I guess the frustrated boss in me forgot John was my husband, not my employee.   Now, I am no longer the boss of anyone, except myself.  Changing roles in life is rough on egos and relationships.  Especially when you have to take a step back (and down).

I imagine it is similar to the way the President of the United States must feel when he leaves office.  Leader of the free world one day, working on your museum the next.   I heard General Colin Powell describe how he felt the morning after he stepped down as Secretary of State.  He said that he stood in his kitchen with a cup of coffee as the Secret Service came and ripped out all the phone and cable lines and then speed off in the black, bulletproof SUV never to return again.  His wife quipped, "What do we do now?".

I hate that uneasy feeling when you realize you are dispensable, but you can't take it personally.  "Nobody is indispensable" my dad advised, "and that includes you."  People who hang on too long, need to accept when it is time to move to the next phase.

For John and I it seems we have lost many of our roles.  As almost empty nesters, we have (almost) let go of our "parent roles".   Since John and I both quit our jobs we also (simultaneously) lost our "career roles".   In this encore period of our lives I am still trying to figure out "What we do now".





Monday, July 27, 2015

F**k "Type A"

I took the tests in Cosmo and Working Woman - "16 Signs You Might Be Type A".  My score always rocked the charts.  Are you driven? Impatient? High Stress? Yes, yes, yes. Do you get things done?   Yes!   I wore my scarlet Type A like a badge of honor.

Writing speeches on  luncheon napkins minutes before I was to address the audience.  I never met a crisis I couldn't handle.  All that stress was 99.9% self inflicted.  There was no boss or  company requiring long hours or demanding performance, only me.  My best New Year's Resolution one year was a new mantra - "My resolution this year is to not take on any more projects".  I used that line well into December.

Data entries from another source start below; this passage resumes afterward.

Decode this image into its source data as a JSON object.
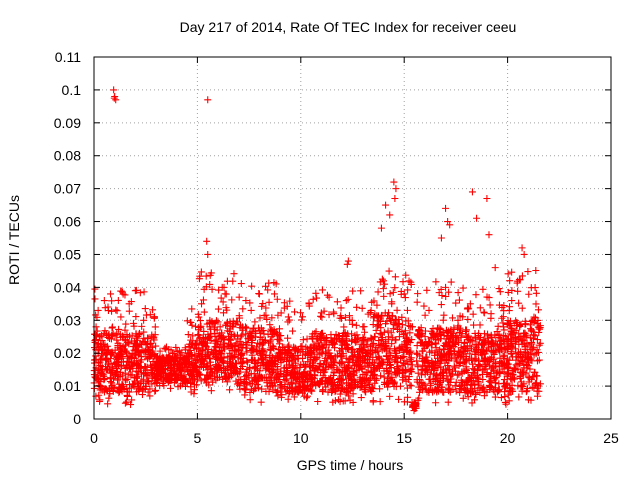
{
  "chart_data": {
    "type": "scatter",
    "title": "Day 217 of 2014, Rate Of TEC Index for receiver ceeu",
    "xlabel": "GPS time / hours",
    "ylabel": "ROTI / TECUs",
    "xlim": [
      0,
      25
    ],
    "ylim": [
      0,
      0.11
    ],
    "xticks": [
      0,
      5,
      10,
      15,
      20,
      25
    ],
    "xtick_labels": [
      "0",
      "5",
      "10",
      "15",
      "20",
      "25"
    ],
    "yticks": [
      0,
      0.01,
      0.02,
      0.03,
      0.04,
      0.05,
      0.06,
      0.07,
      0.08,
      0.09,
      0.1,
      0.11
    ],
    "ytick_labels": [
      "0",
      "0.01",
      "0.02",
      "0.03",
      "0.04",
      "0.05",
      "0.06",
      "0.07",
      "0.08",
      "0.09",
      "0.1",
      "0.11"
    ],
    "grid": true,
    "marker": "+",
    "color": "#ff0000",
    "series": [
      {
        "name": "ROTI",
        "x": [
          0.05,
          0.1,
          0.15,
          0.2,
          0.3,
          0.4,
          0.5,
          0.6,
          0.7,
          0.8,
          0.9,
          1.0,
          1.1,
          1.2,
          1.3,
          1.4,
          1.5,
          1.6,
          1.7,
          1.8,
          1.9,
          2.0,
          2.1,
          2.2,
          2.3,
          2.4,
          2.5,
          2.6,
          2.7,
          2.8,
          2.9,
          3.0,
          3.2,
          3.4,
          3.6,
          3.8,
          4.0,
          4.2,
          4.4,
          4.6,
          4.8,
          5.0,
          5.2,
          5.4,
          5.6,
          5.8,
          6.0,
          6.2,
          6.4,
          6.6,
          6.8,
          7.0,
          7.2,
          7.4,
          7.6,
          7.8,
          8.0,
          8.2,
          8.4,
          8.6,
          8.8,
          9.0,
          9.2,
          9.4,
          9.6,
          9.8,
          10.0,
          10.2,
          10.4,
          10.6,
          10.8,
          11.0,
          11.2,
          11.4,
          11.6,
          11.8,
          12.0,
          12.2,
          12.4,
          12.6,
          12.8,
          13.0,
          13.2,
          13.4,
          13.6,
          13.8,
          14.0,
          14.2,
          14.4,
          14.6,
          14.8,
          15.0,
          15.2,
          15.4,
          15.6,
          15.8,
          16.0,
          16.2,
          16.4,
          16.6,
          16.8,
          17.0,
          17.2,
          17.4,
          17.6,
          17.8,
          18.0,
          18.2,
          18.4,
          18.6,
          18.8,
          19.0,
          19.2,
          19.4,
          19.6,
          19.8,
          20.0,
          20.2,
          20.4,
          20.6,
          20.8,
          21.0,
          21.2,
          21.4,
          0.95,
          1.0,
          1.05,
          0.98,
          5.5,
          5.45,
          5.5,
          14.1,
          14.5,
          14.6,
          14.55,
          17.0,
          17.1,
          18.3,
          19.0,
          19.1,
          20.7,
          20.8,
          12.3,
          12.25,
          13.9,
          14.3,
          16.8,
          17.2,
          18.5,
          19.4
        ],
        "y": [
          0.018,
          0.028,
          0.012,
          0.033,
          0.022,
          0.015,
          0.036,
          0.009,
          0.021,
          0.038,
          0.014,
          0.017,
          0.024,
          0.008,
          0.031,
          0.019,
          0.027,
          0.012,
          0.035,
          0.016,
          0.022,
          0.039,
          0.011,
          0.026,
          0.018,
          0.03,
          0.014,
          0.021,
          0.007,
          0.025,
          0.019,
          0.013,
          0.016,
          0.018,
          0.012,
          0.02,
          0.014,
          0.017,
          0.011,
          0.022,
          0.015,
          0.018,
          0.035,
          0.012,
          0.028,
          0.021,
          0.016,
          0.04,
          0.013,
          0.024,
          0.019,
          0.011,
          0.027,
          0.015,
          0.033,
          0.012,
          0.038,
          0.018,
          0.01,
          0.025,
          0.014,
          0.02,
          0.012,
          0.031,
          0.016,
          0.009,
          0.022,
          0.014,
          0.035,
          0.018,
          0.011,
          0.026,
          0.015,
          0.02,
          0.032,
          0.012,
          0.017,
          0.036,
          0.013,
          0.024,
          0.019,
          0.028,
          0.011,
          0.033,
          0.021,
          0.016,
          0.042,
          0.018,
          0.03,
          0.024,
          0.015,
          0.038,
          0.012,
          0.028,
          0.02,
          0.009,
          0.016,
          0.033,
          0.012,
          0.025,
          0.018,
          0.04,
          0.014,
          0.022,
          0.03,
          0.011,
          0.019,
          0.035,
          0.015,
          0.026,
          0.012,
          0.021,
          0.032,
          0.017,
          0.009,
          0.028,
          0.014,
          0.036,
          0.02,
          0.013,
          0.024,
          0.018,
          0.03,
          0.011,
          0.1,
          0.098,
          0.097,
          0.0975,
          0.097,
          0.054,
          0.05,
          0.065,
          0.072,
          0.07,
          0.067,
          0.064,
          0.06,
          0.069,
          0.067,
          0.056,
          0.052,
          0.05,
          0.048,
          0.047,
          0.058,
          0.062,
          0.055,
          0.059,
          0.061,
          0.046
        ]
      }
    ],
    "bands": [
      {
        "x0": 0.0,
        "x1": 3.0,
        "lo": 0.004,
        "hi": 0.04,
        "dense_lo": 0.008,
        "dense_hi": 0.026
      },
      {
        "x0": 3.0,
        "x1": 4.5,
        "lo": 0.009,
        "hi": 0.022,
        "dense_lo": 0.011,
        "dense_hi": 0.019
      },
      {
        "x0": 4.5,
        "x1": 5.0,
        "lo": 0.007,
        "hi": 0.034,
        "dense_lo": 0.01,
        "dense_hi": 0.024
      },
      {
        "x0": 5.0,
        "x1": 7.0,
        "lo": 0.008,
        "hi": 0.045,
        "dense_lo": 0.012,
        "dense_hi": 0.03
      },
      {
        "x0": 7.0,
        "x1": 9.0,
        "lo": 0.005,
        "hi": 0.042,
        "dense_lo": 0.008,
        "dense_hi": 0.028
      },
      {
        "x0": 9.0,
        "x1": 10.5,
        "lo": 0.006,
        "hi": 0.036,
        "dense_lo": 0.008,
        "dense_hi": 0.022
      },
      {
        "x0": 10.5,
        "x1": 13.5,
        "lo": 0.005,
        "hi": 0.04,
        "dense_lo": 0.008,
        "dense_hi": 0.026
      },
      {
        "x0": 13.5,
        "x1": 15.4,
        "lo": 0.005,
        "hi": 0.045,
        "dense_lo": 0.01,
        "dense_hi": 0.032
      },
      {
        "x0": 15.4,
        "x1": 15.6,
        "lo": 0.002,
        "hi": 0.006,
        "dense_lo": 0.003,
        "dense_hi": 0.005
      },
      {
        "x0": 15.6,
        "x1": 18.0,
        "lo": 0.004,
        "hi": 0.042,
        "dense_lo": 0.008,
        "dense_hi": 0.028
      },
      {
        "x0": 18.0,
        "x1": 20.0,
        "lo": 0.004,
        "hi": 0.04,
        "dense_lo": 0.008,
        "dense_hi": 0.026
      },
      {
        "x0": 20.0,
        "x1": 21.6,
        "lo": 0.005,
        "hi": 0.046,
        "dense_lo": 0.008,
        "dense_hi": 0.03
      }
    ]
  }
}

My family tried interventions.  My father-in-law gently broached the subject, "Sometimes, you only need what makes you happy." and my own dad saying "You don't have to be a millionaire to live like a millionaire."  Both are true.  It's not a sellout to  s l o w   d o w n.  But why does it feel like a "sell out"?

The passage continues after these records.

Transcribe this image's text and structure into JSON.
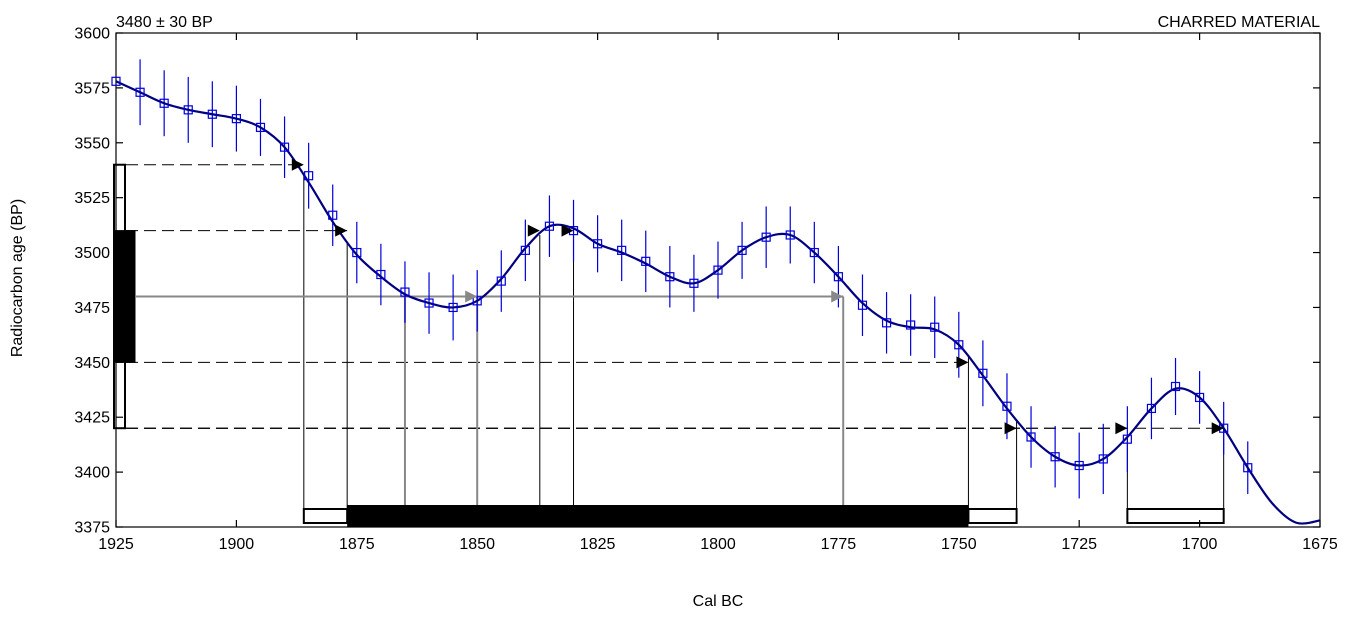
{
  "chart_data": {
    "type": "line",
    "header_left": "3480 ± 30 BP",
    "header_right": "CHARRED MATERIAL",
    "xlabel": "Cal BC",
    "ylabel": "Radiocarbon age (BP)",
    "xlim": [
      1925,
      1675
    ],
    "ylim": [
      3375,
      3600
    ],
    "x_ticks": [
      1925,
      1900,
      1875,
      1850,
      1825,
      1800,
      1775,
      1750,
      1725,
      1700,
      1675
    ],
    "y_ticks": [
      3375,
      3400,
      3425,
      3450,
      3475,
      3500,
      3525,
      3550,
      3575,
      3600
    ],
    "colors": {
      "curve": "#000080",
      "points": "#0000dd",
      "measured": "#888888",
      "intervals": "#000000"
    },
    "calibration_curve": {
      "x": [
        1925,
        1920,
        1915,
        1910,
        1905,
        1900,
        1895,
        1890,
        1885,
        1880,
        1875,
        1870,
        1865,
        1860,
        1855,
        1850,
        1845,
        1840,
        1835,
        1830,
        1825,
        1820,
        1815,
        1810,
        1805,
        1800,
        1795,
        1790,
        1785,
        1780,
        1775,
        1770,
        1765,
        1760,
        1755,
        1750,
        1745,
        1740,
        1735,
        1730,
        1725,
        1720,
        1715,
        1710,
        1705,
        1700,
        1695,
        1690,
        1685,
        1680,
        1675
      ],
      "y": [
        3578,
        3573,
        3568,
        3565,
        3563,
        3561,
        3557,
        3548,
        3532,
        3514,
        3499,
        3489,
        3481,
        3477,
        3475,
        3478,
        3488,
        3502,
        3512,
        3511,
        3504,
        3500,
        3495,
        3489,
        3486,
        3492,
        3501,
        3507,
        3508,
        3500,
        3489,
        3477,
        3469,
        3466,
        3465,
        3458,
        3444,
        3429,
        3416,
        3407,
        3403,
        3406,
        3416,
        3429,
        3438,
        3434,
        3420,
        3402,
        3386,
        3377,
        3378
      ]
    },
    "data_points": {
      "x": [
        1925,
        1920,
        1915,
        1910,
        1905,
        1900,
        1895,
        1890,
        1885,
        1880,
        1875,
        1870,
        1865,
        1860,
        1855,
        1850,
        1845,
        1840,
        1835,
        1830,
        1825,
        1820,
        1815,
        1810,
        1805,
        1800,
        1795,
        1790,
        1785,
        1780,
        1775,
        1770,
        1765,
        1760,
        1755,
        1750,
        1745,
        1740,
        1735,
        1730,
        1725,
        1720,
        1715,
        1710,
        1705,
        1700,
        1695,
        1690
      ],
      "y": [
        3578,
        3573,
        3568,
        3565,
        3563,
        3561,
        3557,
        3548,
        3535,
        3517,
        3500,
        3490,
        3482,
        3477,
        3475,
        3478,
        3487,
        3501,
        3512,
        3510,
        3504,
        3501,
        3496,
        3489,
        3486,
        3492,
        3501,
        3507,
        3508,
        3500,
        3489,
        3476,
        3468,
        3467,
        3466,
        3458,
        3445,
        3430,
        3416,
        3407,
        3403,
        3406,
        3415,
        3429,
        3439,
        3434,
        3420,
        3402
      ],
      "error": [
        0,
        15,
        15,
        15,
        15,
        15,
        13,
        14,
        15,
        14,
        14,
        14,
        14,
        14,
        15,
        14,
        14,
        14,
        14,
        14,
        13,
        14,
        14,
        14,
        13,
        13,
        13,
        14,
        13,
        14,
        14,
        14,
        14,
        14,
        14,
        15,
        15,
        15,
        14,
        14,
        15,
        16,
        15,
        14,
        13,
        12,
        12,
        12
      ]
    },
    "measurement": {
      "age": 3480,
      "sigma1": [
        3450,
        3510
      ],
      "sigma2": [
        3420,
        3540
      ]
    },
    "projection_lines": {
      "dashed": [
        {
          "y": 3540,
          "x_end": 1886
        },
        {
          "y": 3510,
          "x_end": 1877
        },
        {
          "y": 3450,
          "x_end": 1748
        },
        {
          "y": 3420,
          "x_end": 1738
        },
        {
          "y": 3420,
          "x_end": 1715
        },
        {
          "y": 3420,
          "x_end": 1695
        }
      ],
      "measured_line": {
        "y": 3480,
        "x_end": 1774,
        "arrows_at": [
          1850,
          1774
        ]
      },
      "vertical_black": [
        1886,
        1877,
        1837,
        1830,
        1748,
        1738,
        1715,
        1695
      ],
      "vertical_grey": [
        1865,
        1850,
        1774
      ],
      "arrows_black": [
        {
          "x": 1886,
          "y": 3540
        },
        {
          "x": 1877,
          "y": 3510
        },
        {
          "x": 1837,
          "y": 3510
        },
        {
          "x": 1830,
          "y": 3510
        },
        {
          "x": 1748,
          "y": 3450
        },
        {
          "x": 1738,
          "y": 3420
        },
        {
          "x": 1715,
          "y": 3420
        },
        {
          "x": 1695,
          "y": 3420
        }
      ]
    },
    "calibrated_intervals": {
      "sigma1": [
        [
          1877,
          1748
        ]
      ],
      "sigma2": [
        [
          1886,
          1877
        ],
        [
          1748,
          1738
        ],
        [
          1715,
          1695
        ]
      ]
    }
  }
}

Lately, I have been practicing Bikrim Yoga.  Twenty-six poses at 104 degrees while focusing on little more than your breath.  Meditation has always been a challenge for my racing mind.  Now, I have the time to  s l o w  down and only push myself to meditate, stretch and breath for 90 minutes.  How things have changed in this encore phase of life.  And how liberating, fuck Type A!

Sunday, June 14, 2015

"I'm late, I'm late, for a very important date."

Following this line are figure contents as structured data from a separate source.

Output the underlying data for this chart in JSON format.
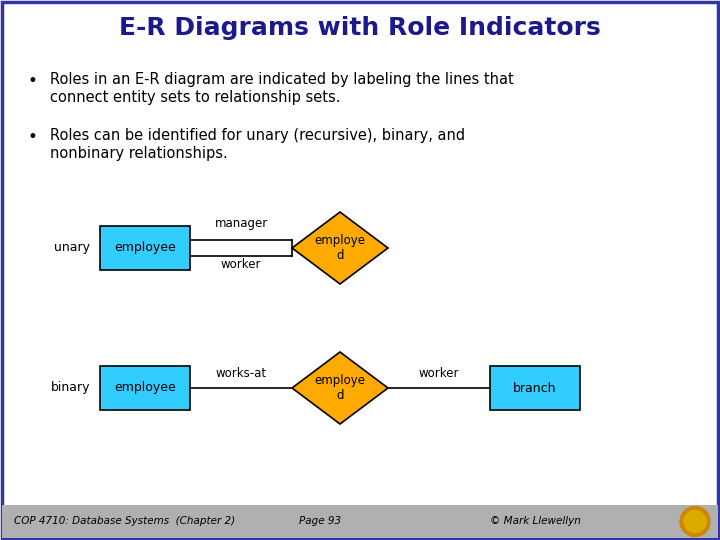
{
  "title": "E-R Diagrams with Role Indicators",
  "title_color": "#1a1a8c",
  "title_fontsize": 18,
  "bullet1_line1": "Roles in an E-R diagram are indicated by labeling the lines that",
  "bullet1_line2": "connect entity sets to relationship sets.",
  "bullet2_line1": "Roles can be identified for unary (recursive), binary, and",
  "bullet2_line2": "nonbinary relationships.",
  "entity_color": "#33ccff",
  "relation_color": "#ffaa00",
  "slide_bg": "#ffffff",
  "border_color": "#3333aa",
  "footer_bg": "#b0b0b0",
  "footer_text_left": "COP 4710: Database Systems  (Chapter 2)",
  "footer_text_mid": "Page 93",
  "footer_text_right": "© Mark Llewellyn",
  "unary_label": "unary",
  "binary_label": "binary",
  "manager_label": "manager",
  "worker_label": "worker",
  "works_at_label": "works-at",
  "worker2_label": "worker",
  "employee_text": "employee",
  "employed_text": "employe\nd",
  "branch_text": "branch",
  "text_fontsize": 10.5,
  "small_fontsize": 8.5,
  "diagram_fontsize": 9
}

Last week I came to a brilliant post-retirement breakthrough, "I'm not late anymore" I told John.  He quickly retorted, "That's because you have no place to go".   That's kind of sad, but the freeing feeling and lack of anxiety is exhilarating.  Like a deep yoga breath, followed by as many more as you want to inhale. 


The last time I experienced the calmness of unstructured time was after our youngest son, Jack was born in Tallahassee.  I was a "stay at home" mom.  It didn't last long, and as soon as our family moved back to Miami I went into full speed ahead "working mom" mode.  I recall one hectic afternoon when Jack was about 5 years old and he asked me from his carseat in the back of my minivan, "Mom, what does it mean when you are late all the time?".  Almost twenty years later, I vividly remember how I advised him,  "Then, you get the reputation for always being late and nobody can rely on you".   Jack's innocent response made me swallow hard, "So, how does that feel?".  

My entire life I have always been late, or at least as far back as high school tardy slips can document.  Overextended, over scheduled, over committed trying to do it all and dropping balls left and right.  After it all came to a stop, it took me a month to realize that I hadn't missed one appointment or been late to anything.  I have decided that "having no place to go" is one of the best things about retirement.